Wallets

Inspect balances and request transactions without exposing private keys to agents.

Wallet types#

WalletCustodyBest for
Local walletEncrypted with the operating system keychainDevelopment and bounded automated actions
Phantom or SolflareExternal wallet signsUser-controlled interactive signing
Agent walletLocal wallet assigned to a named agentPolicy-limited agent workflows

The key boundary#

Wallet secrets stay in the Electron main process. The renderer and agents send typed requests across IPC; they do not receive private-key bytes. Local keypairs are decrypted only for the signing operation and cleared from memory afterward.

Read actions#

  • Inspect SOL and token balances for tracked addresses.
  • Review token accounts and transaction history.
  • Fetch prices and portfolio context without requesting a signature.

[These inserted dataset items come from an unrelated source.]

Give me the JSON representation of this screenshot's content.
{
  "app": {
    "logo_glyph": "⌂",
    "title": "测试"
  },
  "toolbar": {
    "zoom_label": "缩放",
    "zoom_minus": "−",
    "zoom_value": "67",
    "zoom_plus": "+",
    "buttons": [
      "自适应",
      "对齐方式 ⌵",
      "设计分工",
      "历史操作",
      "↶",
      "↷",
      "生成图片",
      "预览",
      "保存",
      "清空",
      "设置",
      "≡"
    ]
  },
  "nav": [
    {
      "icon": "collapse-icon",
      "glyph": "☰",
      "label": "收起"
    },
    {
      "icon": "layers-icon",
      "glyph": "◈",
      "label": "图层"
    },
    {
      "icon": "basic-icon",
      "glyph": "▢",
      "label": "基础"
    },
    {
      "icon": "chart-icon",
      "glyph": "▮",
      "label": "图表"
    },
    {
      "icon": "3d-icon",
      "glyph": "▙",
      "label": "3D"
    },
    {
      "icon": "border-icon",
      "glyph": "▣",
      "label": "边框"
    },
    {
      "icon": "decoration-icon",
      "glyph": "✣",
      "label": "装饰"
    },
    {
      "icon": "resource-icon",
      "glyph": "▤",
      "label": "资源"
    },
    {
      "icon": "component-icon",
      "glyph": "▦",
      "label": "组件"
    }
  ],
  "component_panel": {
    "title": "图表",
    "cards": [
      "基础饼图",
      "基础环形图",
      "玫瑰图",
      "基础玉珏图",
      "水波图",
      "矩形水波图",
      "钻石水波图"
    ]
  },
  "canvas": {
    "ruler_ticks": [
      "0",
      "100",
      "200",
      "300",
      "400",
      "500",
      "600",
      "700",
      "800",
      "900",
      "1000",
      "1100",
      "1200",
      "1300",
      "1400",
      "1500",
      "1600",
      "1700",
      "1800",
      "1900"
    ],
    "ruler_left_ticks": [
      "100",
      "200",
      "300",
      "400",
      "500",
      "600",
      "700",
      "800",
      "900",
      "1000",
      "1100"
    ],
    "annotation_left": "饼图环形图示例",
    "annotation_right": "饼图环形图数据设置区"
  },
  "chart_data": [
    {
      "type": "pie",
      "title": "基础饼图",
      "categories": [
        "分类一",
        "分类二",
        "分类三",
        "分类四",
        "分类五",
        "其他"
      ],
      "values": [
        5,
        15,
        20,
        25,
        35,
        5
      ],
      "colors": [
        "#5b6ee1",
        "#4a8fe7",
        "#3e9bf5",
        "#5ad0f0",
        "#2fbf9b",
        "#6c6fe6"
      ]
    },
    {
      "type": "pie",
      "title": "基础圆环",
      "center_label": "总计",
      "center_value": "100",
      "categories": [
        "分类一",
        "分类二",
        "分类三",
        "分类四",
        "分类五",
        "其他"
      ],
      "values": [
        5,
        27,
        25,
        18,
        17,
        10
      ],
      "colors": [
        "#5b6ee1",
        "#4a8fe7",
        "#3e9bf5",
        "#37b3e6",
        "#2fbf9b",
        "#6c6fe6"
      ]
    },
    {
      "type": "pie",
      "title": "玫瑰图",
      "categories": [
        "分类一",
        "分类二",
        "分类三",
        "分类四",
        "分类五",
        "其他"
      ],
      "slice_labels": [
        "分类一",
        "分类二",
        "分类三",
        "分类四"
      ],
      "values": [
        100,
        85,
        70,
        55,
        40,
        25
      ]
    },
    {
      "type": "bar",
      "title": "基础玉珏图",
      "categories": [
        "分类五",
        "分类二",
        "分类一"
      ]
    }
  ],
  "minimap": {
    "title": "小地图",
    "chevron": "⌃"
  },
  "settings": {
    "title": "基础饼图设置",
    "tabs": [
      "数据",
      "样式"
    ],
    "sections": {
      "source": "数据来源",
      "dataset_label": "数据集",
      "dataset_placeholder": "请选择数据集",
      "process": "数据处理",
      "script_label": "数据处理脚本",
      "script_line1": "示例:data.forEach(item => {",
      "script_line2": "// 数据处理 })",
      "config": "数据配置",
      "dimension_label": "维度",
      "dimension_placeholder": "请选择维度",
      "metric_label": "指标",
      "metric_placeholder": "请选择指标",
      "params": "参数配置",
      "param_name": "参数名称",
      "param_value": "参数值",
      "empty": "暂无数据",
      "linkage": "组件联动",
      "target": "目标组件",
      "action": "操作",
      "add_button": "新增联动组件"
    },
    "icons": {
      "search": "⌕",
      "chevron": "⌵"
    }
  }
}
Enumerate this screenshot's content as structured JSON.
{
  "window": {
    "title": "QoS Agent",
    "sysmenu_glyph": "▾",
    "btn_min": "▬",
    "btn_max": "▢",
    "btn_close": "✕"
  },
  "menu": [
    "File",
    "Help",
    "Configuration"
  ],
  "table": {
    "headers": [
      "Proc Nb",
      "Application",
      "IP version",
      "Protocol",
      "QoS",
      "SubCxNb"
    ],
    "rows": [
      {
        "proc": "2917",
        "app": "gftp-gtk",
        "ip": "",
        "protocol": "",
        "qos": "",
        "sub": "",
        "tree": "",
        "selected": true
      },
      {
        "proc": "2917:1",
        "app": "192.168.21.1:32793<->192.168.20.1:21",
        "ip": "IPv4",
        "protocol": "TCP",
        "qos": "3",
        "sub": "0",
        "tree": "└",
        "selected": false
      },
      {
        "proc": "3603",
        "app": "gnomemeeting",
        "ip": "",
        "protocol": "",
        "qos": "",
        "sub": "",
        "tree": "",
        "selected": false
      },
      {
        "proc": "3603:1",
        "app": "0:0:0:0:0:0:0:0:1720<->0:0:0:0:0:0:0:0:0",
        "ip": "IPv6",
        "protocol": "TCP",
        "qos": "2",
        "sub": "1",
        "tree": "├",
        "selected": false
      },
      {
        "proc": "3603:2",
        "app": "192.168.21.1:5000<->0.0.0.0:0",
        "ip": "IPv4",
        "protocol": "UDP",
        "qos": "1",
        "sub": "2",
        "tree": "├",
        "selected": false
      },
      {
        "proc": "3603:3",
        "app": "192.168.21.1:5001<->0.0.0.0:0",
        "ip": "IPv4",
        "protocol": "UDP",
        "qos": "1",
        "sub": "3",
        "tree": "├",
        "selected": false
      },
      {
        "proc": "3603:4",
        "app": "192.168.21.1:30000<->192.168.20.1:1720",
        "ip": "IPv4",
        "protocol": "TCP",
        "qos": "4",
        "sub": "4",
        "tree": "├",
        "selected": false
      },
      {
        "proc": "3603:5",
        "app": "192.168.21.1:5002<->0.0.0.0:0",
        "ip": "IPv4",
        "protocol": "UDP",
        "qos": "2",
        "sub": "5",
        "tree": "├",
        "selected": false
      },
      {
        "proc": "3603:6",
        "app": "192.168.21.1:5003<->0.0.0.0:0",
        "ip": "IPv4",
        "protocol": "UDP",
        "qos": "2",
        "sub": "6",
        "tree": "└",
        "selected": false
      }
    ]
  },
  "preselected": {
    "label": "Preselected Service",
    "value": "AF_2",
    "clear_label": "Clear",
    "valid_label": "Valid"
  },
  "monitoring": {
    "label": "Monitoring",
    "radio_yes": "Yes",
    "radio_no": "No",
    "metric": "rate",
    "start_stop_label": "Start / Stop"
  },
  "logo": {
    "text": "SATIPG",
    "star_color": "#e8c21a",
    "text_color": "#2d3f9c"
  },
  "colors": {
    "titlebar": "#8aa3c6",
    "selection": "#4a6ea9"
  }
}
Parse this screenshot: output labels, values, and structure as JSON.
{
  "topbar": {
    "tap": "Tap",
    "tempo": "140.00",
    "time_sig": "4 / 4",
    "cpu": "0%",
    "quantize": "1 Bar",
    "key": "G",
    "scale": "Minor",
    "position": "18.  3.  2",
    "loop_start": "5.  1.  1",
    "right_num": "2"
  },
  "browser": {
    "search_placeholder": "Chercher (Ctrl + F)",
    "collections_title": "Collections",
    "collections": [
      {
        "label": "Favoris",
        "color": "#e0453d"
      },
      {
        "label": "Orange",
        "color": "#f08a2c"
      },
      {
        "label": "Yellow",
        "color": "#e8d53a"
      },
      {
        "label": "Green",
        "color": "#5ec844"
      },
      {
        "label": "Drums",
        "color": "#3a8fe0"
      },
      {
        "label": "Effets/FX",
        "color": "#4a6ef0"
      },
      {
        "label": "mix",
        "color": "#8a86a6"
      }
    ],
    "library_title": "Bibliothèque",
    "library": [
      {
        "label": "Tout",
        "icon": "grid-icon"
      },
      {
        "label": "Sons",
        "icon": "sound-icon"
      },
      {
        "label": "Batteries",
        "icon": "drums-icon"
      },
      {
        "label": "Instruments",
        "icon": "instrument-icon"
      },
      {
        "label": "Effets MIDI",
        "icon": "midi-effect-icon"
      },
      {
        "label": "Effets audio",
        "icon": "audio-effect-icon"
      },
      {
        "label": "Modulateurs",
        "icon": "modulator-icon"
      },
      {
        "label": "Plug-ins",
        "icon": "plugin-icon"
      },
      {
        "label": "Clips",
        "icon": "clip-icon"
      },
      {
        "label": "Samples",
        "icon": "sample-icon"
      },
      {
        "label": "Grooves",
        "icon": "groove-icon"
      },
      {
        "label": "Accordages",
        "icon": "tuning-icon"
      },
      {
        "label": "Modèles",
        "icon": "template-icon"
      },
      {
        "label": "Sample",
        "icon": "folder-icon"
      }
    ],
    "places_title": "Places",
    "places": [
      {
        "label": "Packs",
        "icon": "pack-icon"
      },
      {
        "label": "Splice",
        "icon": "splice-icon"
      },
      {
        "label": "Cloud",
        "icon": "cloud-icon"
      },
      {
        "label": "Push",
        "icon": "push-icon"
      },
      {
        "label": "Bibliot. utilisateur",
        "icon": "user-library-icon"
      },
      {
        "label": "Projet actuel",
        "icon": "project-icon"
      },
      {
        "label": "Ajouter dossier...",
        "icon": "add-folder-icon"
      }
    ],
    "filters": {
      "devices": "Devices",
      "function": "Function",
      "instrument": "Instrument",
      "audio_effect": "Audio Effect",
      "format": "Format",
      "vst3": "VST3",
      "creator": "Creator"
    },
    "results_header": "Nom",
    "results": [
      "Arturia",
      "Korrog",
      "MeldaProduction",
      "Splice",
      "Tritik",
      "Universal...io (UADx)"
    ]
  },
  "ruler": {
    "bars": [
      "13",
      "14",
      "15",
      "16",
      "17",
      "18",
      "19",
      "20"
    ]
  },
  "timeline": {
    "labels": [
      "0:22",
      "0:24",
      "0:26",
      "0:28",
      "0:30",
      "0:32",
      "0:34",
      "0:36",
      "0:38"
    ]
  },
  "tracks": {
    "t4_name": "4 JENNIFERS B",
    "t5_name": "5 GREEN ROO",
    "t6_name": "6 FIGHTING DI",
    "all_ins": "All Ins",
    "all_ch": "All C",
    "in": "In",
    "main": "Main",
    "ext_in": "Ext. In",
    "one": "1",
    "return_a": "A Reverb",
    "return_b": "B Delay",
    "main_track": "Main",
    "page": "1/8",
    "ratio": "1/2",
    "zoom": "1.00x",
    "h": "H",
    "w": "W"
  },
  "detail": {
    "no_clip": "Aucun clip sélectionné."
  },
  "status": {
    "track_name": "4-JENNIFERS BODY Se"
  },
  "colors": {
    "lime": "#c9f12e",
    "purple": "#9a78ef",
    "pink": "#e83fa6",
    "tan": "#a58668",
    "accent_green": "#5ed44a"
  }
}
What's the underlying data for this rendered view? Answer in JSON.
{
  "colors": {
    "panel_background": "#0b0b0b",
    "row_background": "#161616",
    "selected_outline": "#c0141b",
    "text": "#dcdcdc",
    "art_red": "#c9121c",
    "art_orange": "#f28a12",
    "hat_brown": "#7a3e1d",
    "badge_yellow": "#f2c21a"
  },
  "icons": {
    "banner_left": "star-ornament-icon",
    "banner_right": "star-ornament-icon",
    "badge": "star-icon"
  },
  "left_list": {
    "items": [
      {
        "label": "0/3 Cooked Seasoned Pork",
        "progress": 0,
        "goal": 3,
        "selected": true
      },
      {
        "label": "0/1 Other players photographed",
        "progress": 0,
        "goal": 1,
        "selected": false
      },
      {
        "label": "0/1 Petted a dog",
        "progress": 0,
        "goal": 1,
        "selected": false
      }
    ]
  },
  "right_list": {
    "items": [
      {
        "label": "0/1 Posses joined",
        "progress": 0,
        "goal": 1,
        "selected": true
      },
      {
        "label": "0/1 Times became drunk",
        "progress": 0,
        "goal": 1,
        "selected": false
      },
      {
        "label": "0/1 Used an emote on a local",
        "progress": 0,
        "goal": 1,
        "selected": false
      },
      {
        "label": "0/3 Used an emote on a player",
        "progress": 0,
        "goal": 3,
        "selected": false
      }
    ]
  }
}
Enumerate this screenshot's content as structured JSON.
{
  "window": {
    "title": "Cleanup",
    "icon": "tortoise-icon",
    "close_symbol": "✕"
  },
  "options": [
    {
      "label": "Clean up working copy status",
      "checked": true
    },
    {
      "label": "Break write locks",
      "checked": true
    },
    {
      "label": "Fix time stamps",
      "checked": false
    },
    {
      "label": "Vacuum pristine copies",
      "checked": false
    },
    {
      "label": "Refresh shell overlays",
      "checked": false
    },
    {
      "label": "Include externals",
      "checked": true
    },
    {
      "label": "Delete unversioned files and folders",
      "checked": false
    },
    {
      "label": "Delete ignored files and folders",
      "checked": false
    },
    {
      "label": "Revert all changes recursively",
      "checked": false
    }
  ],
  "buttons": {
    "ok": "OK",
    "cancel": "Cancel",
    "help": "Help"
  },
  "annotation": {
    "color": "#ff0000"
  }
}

Transactions and approvals#

Swaps, transfers, launches, and program writes pass through Daemon policy before signing. The request records its network and action parameters; gated requests wait for approval, and mainnet actions re-check the cluster at execution time.

Before approving#

  • Confirm the selected wallet and network.
  • Check the recipient, program, token mint, amount, fees, and expected balance changes.
  • Treat an unknown program or unexpected mainnet target as a reason to deny the request.
  • Keep agent wallets funded only for the work they are expected to perform.